I often take a five paragraph email and condense it back down to like three sentences before chagpt, now I can save myself the process.
It does say they were fact checked, but it also seems to leave room for questions. Like, for example, did ChatGPT choose the most appropriate answers/background, or just ones that fact-checked well enough? Might that matter later if the decision is rehashed or used as precedent?
Yeah. Train it on a rulings that pre-date the civil rights movement and see how great it is.
The problem is that the fact-checkers themselves can make mistakes and chatGPT is very good at making text that looks correct, even to experts. See the Meta StackOverflow post on banning ChatGPT answers for example
"The arguments for this decision will be determined in line with the use of artificial intelligence (AI),” Garcia wrote in the decision, which was translated from Spanish. “Accordingly, we entered parts of the legal questions posed in these proceedings."
> “Has the jurisprudence of the constitutional court made favorable decisions in similar cases?”
Whether or not similar rulings are "favorable" could contain a lot of nuance.
> It feels awfully inefficient.
Good? I think it's important for a judge to have a comprehensive understanding of the current case and all relevant precedents. If they're going to use ChatGPT to inform their opinion, they might as well let it make the ruling.
Imagine if the judge had another person that's not a lawyer read the relevant info and provide a summary / opinion. People would be appalled.
Having human beings write copious tedious boilerplate isn’t good. It takes the judges mind and applies to tedium rather than using judgement. Further under tedium humans make mistakes.
You don't need to do that for SEO-copy, but for court judgements? I feel like that's one of those things where you don't want to take shortcuts to save and hour or three.
In particular, common-law uses an enormous "model" of case precedents that gets incrementally updated by human curators with minimal influence over it.
Tl;Dw it's a cold shower on this idea as it's implemented by the startup DoNotPay. There are a myriad of issues but the biggest one is that it isn't possible to foist the liability onto the customer and thus skirt the regulations around the unlicensed practice of law - if you run this service, you are either a law firm or you are a criminal enterprise.
Maybe it could be made to work though, this particular startup doesn't seem to have the deep understanding of the law that would be necessary for the project to succeed. If one started from the assumption they were an AI-assisted budget law firm, rather than an Uber or AirBNB style "we're just gunnuh break the law and get away with it, until we can eventually lobby to change the law," perhaps it could work.
https://legalservicesboard.org.uk/enquiries/frequently-asked...
So a service like this would probably be legal there if they avoid the reserved activities.
That's a judgment call because "favorable" is subjective. Someone who gets sent to jail for 1 year might tell you the prosecutor got a favorable ruling while the prosecutor considers it unfavorable because they wanted the person sentenced to 5 years.

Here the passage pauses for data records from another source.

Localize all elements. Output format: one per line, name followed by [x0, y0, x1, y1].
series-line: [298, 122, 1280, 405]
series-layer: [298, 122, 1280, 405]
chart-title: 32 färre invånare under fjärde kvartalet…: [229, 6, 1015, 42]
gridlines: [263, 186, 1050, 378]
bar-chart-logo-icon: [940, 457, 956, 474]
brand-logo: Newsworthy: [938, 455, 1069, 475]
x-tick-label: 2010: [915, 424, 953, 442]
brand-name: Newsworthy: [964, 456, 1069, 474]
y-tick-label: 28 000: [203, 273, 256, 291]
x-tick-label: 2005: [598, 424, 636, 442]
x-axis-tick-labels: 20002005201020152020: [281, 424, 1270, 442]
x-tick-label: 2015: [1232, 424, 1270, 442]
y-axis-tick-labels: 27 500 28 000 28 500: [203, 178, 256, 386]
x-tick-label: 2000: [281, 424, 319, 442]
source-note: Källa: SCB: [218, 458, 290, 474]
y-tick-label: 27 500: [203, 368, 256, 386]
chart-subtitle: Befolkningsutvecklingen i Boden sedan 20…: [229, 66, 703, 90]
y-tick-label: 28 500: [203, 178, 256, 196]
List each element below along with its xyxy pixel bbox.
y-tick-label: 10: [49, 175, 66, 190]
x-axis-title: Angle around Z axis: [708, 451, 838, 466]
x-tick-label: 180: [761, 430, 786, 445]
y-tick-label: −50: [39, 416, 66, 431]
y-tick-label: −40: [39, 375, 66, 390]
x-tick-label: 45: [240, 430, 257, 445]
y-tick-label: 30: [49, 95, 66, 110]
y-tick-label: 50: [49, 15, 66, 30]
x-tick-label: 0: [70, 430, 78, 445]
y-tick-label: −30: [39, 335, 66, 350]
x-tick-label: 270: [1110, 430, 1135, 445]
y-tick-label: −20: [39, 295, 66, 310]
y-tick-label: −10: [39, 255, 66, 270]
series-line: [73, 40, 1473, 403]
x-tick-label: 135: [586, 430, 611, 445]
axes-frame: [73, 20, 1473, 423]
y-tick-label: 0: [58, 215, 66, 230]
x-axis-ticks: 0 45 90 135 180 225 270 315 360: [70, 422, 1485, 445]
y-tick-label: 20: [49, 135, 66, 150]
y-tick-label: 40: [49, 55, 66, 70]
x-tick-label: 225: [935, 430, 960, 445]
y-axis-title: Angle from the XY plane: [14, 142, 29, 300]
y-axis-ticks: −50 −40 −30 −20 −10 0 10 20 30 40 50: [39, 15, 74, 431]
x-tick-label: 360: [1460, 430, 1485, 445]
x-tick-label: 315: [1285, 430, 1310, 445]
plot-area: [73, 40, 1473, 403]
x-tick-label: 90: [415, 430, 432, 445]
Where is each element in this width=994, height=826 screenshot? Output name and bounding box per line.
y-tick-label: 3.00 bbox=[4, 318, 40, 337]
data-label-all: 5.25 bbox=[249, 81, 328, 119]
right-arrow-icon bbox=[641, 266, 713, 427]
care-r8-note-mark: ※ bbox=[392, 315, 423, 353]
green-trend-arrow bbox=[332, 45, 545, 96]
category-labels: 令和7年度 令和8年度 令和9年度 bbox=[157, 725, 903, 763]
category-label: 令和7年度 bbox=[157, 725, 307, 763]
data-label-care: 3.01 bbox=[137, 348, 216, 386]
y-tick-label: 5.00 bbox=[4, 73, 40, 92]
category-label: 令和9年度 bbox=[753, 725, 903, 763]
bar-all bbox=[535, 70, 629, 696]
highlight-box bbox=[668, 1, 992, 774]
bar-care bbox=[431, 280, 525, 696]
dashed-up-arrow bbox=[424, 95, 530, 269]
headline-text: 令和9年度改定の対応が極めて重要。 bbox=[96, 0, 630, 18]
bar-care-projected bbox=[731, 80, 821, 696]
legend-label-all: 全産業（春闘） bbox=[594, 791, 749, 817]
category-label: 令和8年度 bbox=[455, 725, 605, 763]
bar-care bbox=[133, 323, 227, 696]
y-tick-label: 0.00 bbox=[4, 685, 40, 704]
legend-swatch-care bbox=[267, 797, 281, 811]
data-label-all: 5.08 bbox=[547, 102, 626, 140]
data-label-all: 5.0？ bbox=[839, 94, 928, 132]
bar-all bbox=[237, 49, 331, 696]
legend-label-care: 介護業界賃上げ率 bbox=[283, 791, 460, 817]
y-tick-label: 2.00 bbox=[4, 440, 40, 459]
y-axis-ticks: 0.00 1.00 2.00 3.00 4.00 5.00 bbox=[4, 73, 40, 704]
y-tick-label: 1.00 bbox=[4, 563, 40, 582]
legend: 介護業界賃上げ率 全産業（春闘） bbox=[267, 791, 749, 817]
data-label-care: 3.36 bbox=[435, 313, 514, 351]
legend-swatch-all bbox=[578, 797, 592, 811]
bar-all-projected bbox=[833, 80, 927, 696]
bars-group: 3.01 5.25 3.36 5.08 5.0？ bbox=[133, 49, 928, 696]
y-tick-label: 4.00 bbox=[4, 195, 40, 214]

It’s like complaining engineers use Monte Carlo simulations, which are random, to do analyses of structural integrity instead of doing all the calculations using a human computer[1]. I see these LLM chatbots as being akin to a computational tool like a calculator. It’s great for crunching and provides a force multiplier for a skilled person using it to augment their own abilities, but it’s (not yet) a replacement for the expert.
So say you work for PharmaCorp and you are developing a new drug even if you turn the name of the drug into a code name and you ask OpenAI to write an email about say a failed or successful FDA approval process that’s more than enough for someone to take advantage of it and for you to get fired over it too…
I have done this, but I fill sensitive information with bullshit terms.
I have just uploaded the results for my analysis of <bullshit>. Some things to keep in mind. There was a request to highlight terms associated with <bullshit>. I have done so, please see the sections titled <bulshit, bullshit, and bullshit>....
Obviously, one can still worry that I may not have "redacted" enough information and that I'm still revealing sensitive information, but I'm comfortable with my ability to determine what's sensitive and what's not.
It sends every prompt you give it to a server, by design it has to as the model is far too computationally expensive to run locally.
Are you sure there are a lot of people who believe that? The UI literally saves the prompts on the left side.
And overall there is a reason why the USG has their own private AWS zones…
It will allow you to use the inference model and possibly even train it further on your data without having all the inputs that are going into ChatGPT right now serve as future training content.